Her story shows just how much the West was infiltrated by foreign states seeking nuclear secrets. It illustrates how western government officials turned a blind eye to, or were even helping, countries such as Pakistan acquire bomb technology. The wider nuclear network has been monitored for many years by a joint Anglo-American intelligence effort. But rather than shut it down, investigations by law enforcement bodies such as the FBI and Britain’s Revenue & Customs have been aborted to preserve diplomatic relations.

So the story of a massive scheme to steal nuclear secrets involving ostensibly friendly foreign powers. This is, of course, far more than merely plausible. It has strong elements of credibility about it. And it involves a number of high ranking government officials who vehemently deny the charges. It’s possible though far from certain that these individuals were involved in a government sting operation. And it’s possible that Edmonds misunderstood the conversations. But the Bush Administration’s attitude towards this whole affair is so heavy-handed and manipulative that it only serves to have us all anticipate the worst. And Senator Charles Grassley, the Iowa Republican, among others in oversight who have heard Edmonds’s account, offer strong testimonials for her veracity.

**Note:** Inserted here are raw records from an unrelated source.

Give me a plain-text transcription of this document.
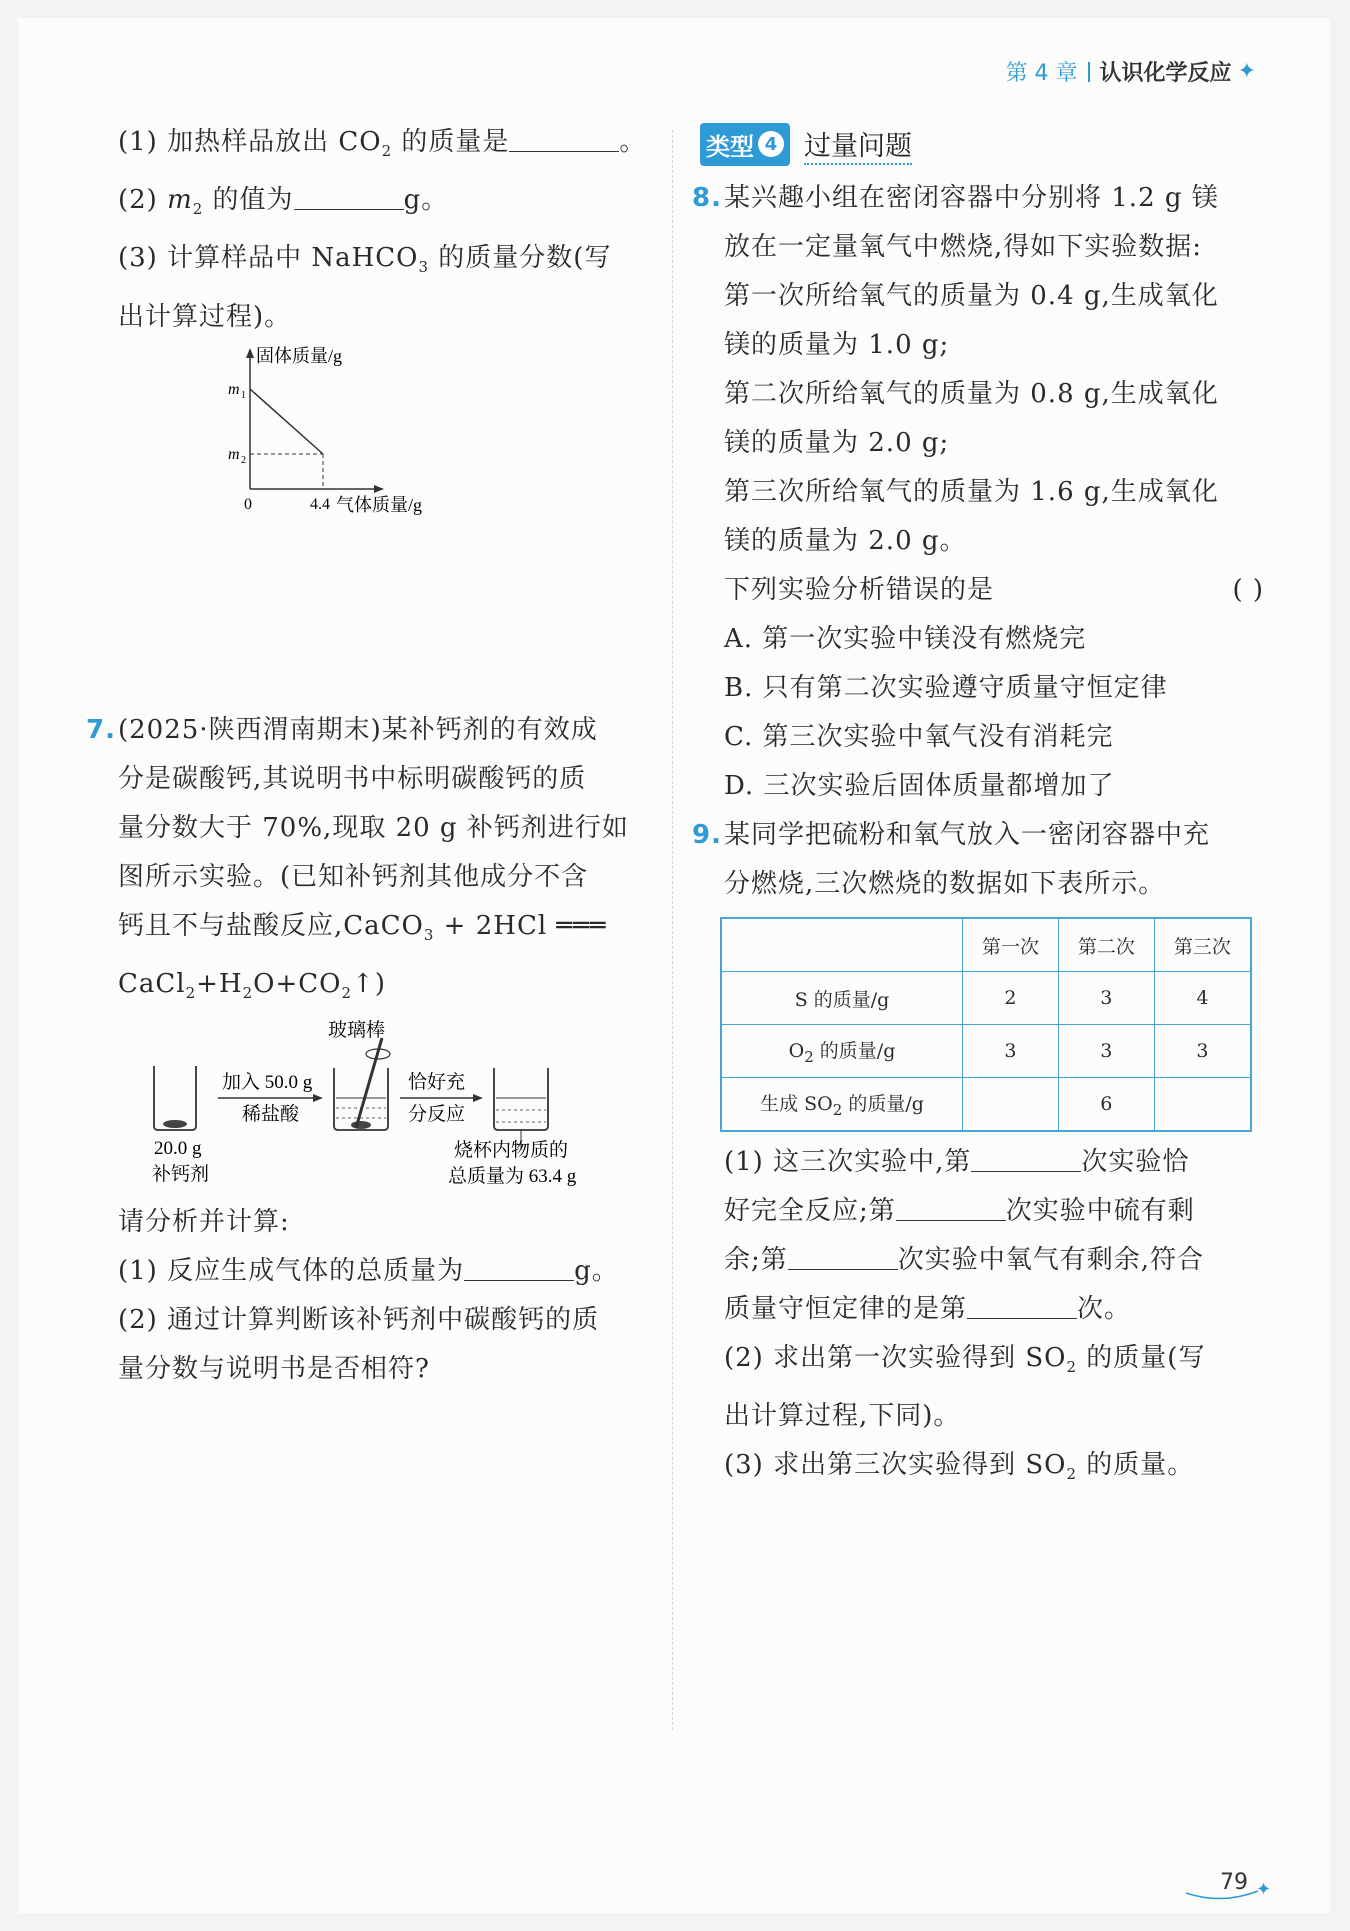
第 4 章 认识化学反应 ✦
(1) 加热样品放出 $CO_2$ 的质量是	。
(2) $m_2$ 的值为	g。
(3) 计算样品中 NaHCO$_3$ 的质量分数(写
出计算过程)。
固体质量/g
m 1
m 2
0	4.4 气体质量/g
7. (2025·陕西渭南期末)某补钙剂的有效成
分是碳酸钙,其说明书中标明碳酸钙的质
量分数大于 70%,现取 20 g 补钙剂进行如
图所示实验。(已知补钙剂其他成分不含
钙且不与盐酸反应,CaCO$_3$ + 2HCl ═══
$CaCl_2+H_2O+CO_2↑$)
玻璃棒
加入 50.0 g
稀盐酸
恰好充
分反应
20.0 g
补钙剂
烧杯内物质的
总质量为 63.4 g
请分析并计算:
(1) 反应生成气体的总质量为	g。
(2) 通过计算判断该补钙剂中碳酸钙的质
量分数与说明书是否相符?
类型 4 过量问题
8. 某兴趣小组在密闭容器中分别将 1.2 g 镁
放在一定量氧气中燃烧,得如下实验数据:
第一次所给氧气的质量为 0.4 g,生成氧化
镁的质量为 1.0 g;
第二次所给氧气的质量为 0.8 g,生成氧化
镁的质量为 2.0 g;
第三次所给氧气的质量为 1.6 g,生成氧化
镁的质量为 2.0 g。
下列实验分析错误的是	( )
A. 第一次实验中镁没有燃烧完
B. 只有第二次实验遵守质量守恒定律
C. 第三次实验中氧气没有消耗完
D. 三次实验后固体质量都增加了
9. 某同学把硫粉和氧气放入一密闭容器中充
分燃烧,三次燃烧的数据如下表所示。
	第一次	第二次	第三次
S 的质量/g	2	3	4
$O_2$ 的质量/g	3	3	3
生成 $SO_2$ 的质量/g		6	
(1) 这三次实验中,第	次实验恰
好完全反应;第	次实验中硫有剩
余;第	次实验中氧气有剩余,符合
质量守恒定律的是第	次。
(2) 求出第一次实验得到 $SO_2$ 的质量(写
出计算过程,下同)。
(3) 求出第三次实验得到 $SO_2$ 的质量。
✦
79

This last weekend, The Times continues its reporting on Edmonds with an account of how a high-level State Department official (not identified in the story, but whose identity is known to me) tipped off Turkish authorities to the fact that they were dealing with a U.S. intelligence service project designed to counter nuclear proliferation. The agent whose cover was blown was Valerie Plame. The official is described as arranging at one point to pick up a $15,000 bribe. The individual in question has departed his high-ranking position and now works with a well-known defense contracting and consulting firm.

Amidst its massive foreign policy machismo, the Bush Administration has been grossly derelict in a series of basic national security matters. High up the list is nuclear proliferation. While Bush has talked incessantly about the specter of nuclear weapons in the hands of governments in the volatile Middle East, he has done more to make that nightmare a reality than any prior administration.

But how do we account for the total disinterest shown by the U.S. mainstream media, which have collectively ignored this whole matter? It’s a vitally important story. It reflects very negatively on the Bush Administration and the conduct of key actors in it. And it is highly credible. They’ve decided to spike it, which is exactly what the Bush Administration wants them to do.

Once more, American readers who want to learn about vital national security matters within the United States need to focus on newspapers in Britain. Let’s call them Radio Free America.